The description of the present invention described above is for illustrative purposes, and those skilled in the art will understand that the present invention can be easily modified into other specific forms without changing the technical idea or essential features of the present invention. will be. Therefore, the embodiments described above should be understood in all respects as illustrative and not restrictive. For example, each component described as unitary may be implemented in a distributed manner, and similarly, components described as distributed may also be implemented in a combined form.

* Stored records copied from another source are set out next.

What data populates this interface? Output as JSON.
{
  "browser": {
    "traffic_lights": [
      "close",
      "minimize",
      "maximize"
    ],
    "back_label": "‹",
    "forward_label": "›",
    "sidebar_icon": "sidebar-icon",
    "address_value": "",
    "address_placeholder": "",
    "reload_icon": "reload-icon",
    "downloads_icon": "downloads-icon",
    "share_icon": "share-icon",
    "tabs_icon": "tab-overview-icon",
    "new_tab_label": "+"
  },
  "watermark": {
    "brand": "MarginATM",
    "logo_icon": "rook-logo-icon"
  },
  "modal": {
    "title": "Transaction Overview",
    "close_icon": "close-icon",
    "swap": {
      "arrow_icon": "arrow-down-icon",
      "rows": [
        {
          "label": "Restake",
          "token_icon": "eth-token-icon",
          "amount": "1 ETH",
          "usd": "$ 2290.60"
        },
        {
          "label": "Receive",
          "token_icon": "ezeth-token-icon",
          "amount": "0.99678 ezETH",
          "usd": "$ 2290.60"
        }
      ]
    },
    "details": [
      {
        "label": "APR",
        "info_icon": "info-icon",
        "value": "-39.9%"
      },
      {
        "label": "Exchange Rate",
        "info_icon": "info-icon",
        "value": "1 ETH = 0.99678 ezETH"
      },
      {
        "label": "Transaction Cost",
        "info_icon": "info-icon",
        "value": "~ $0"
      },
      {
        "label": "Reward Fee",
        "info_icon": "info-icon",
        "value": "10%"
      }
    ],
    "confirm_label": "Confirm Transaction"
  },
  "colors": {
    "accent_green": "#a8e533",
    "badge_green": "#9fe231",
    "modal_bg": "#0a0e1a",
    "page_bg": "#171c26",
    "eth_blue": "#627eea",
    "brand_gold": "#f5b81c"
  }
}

The scope of the present invention is indicated by the claims described below, and all changes or modified forms derived from the meaning and scope of the claims and their equivalent concepts should be construed as being included in the scope of the present invention.

Claims (14)

Obtaining a cross-linked hyaluronic acid hydrogel by mixing hyaluronic acid with 1,4-butanediol diglycidyl ether, a cross-linking agent, in a basic aqueous solution at a weight ratio of 1:1 to 1:1.5; and
Swelling the obtained cross-linked hyaluronic acid hydrogel in a 50 to 70% (EtOH/water, v/v) EtOH aqueous solution containing a hyaluronic acid degrading enzyme inhibitor in a weight ratio of 0.1 to 2 relative to the weight of the hyaluronic acid in the step. ;
A method for producing a cross-linked hyaluronic acid hydrogel containing a hyaluronic acid degrading enzyme inhibitor. The method of claim 1, wherein the hyaluronic acid has an average molecular weight range of 10 to 8000 kDa. delete delete The production method according to claim 1, wherein the hyaluronic acid degrading enzyme inhibitor is a flavonoid. The method of claim 5, wherein the flavonoid is luteolin, apigenin, tangeritin, quercetin, kaempferol, myricetin, blood fisetin, isorhamnetin, pachypodol, rhamnazin, hesperetin, naringenin, eriodictyol, hemoeriodictyol ( homoeriodictyol), taxifolin, dihydroquercetin, dihydrocaremferol, tannic acid, tannis, concentrated tannis, hydrolyzable tannis, and combinations thereof. Characterized manufacturing method. delete delete The method of claim 1, wherein the medium contains a drug. The manufacturing method according to claim 9, wherein the drug is an antipsychotic agent. The manufacturing method according to claim 1, wherein the swelling is performed for 1 to 48 hours. The manufacturing method according to claim 1, further comprising the step of incubating in a phosphate buffered salt solution after the swelling step. A cross-linked hyaluronic acid hydrogel into which a hyaluronic acid degrading enzyme inhibitor is introduced, manufactured by the production method of any one of claims 1, 2, 5, 6, and 9 to 12. A subcutaneous injection comprising a cross-linked hyaluronic acid hydrogel into which the hyaluronic acid degrading enzyme inhibitor of claim 13 has been introduced.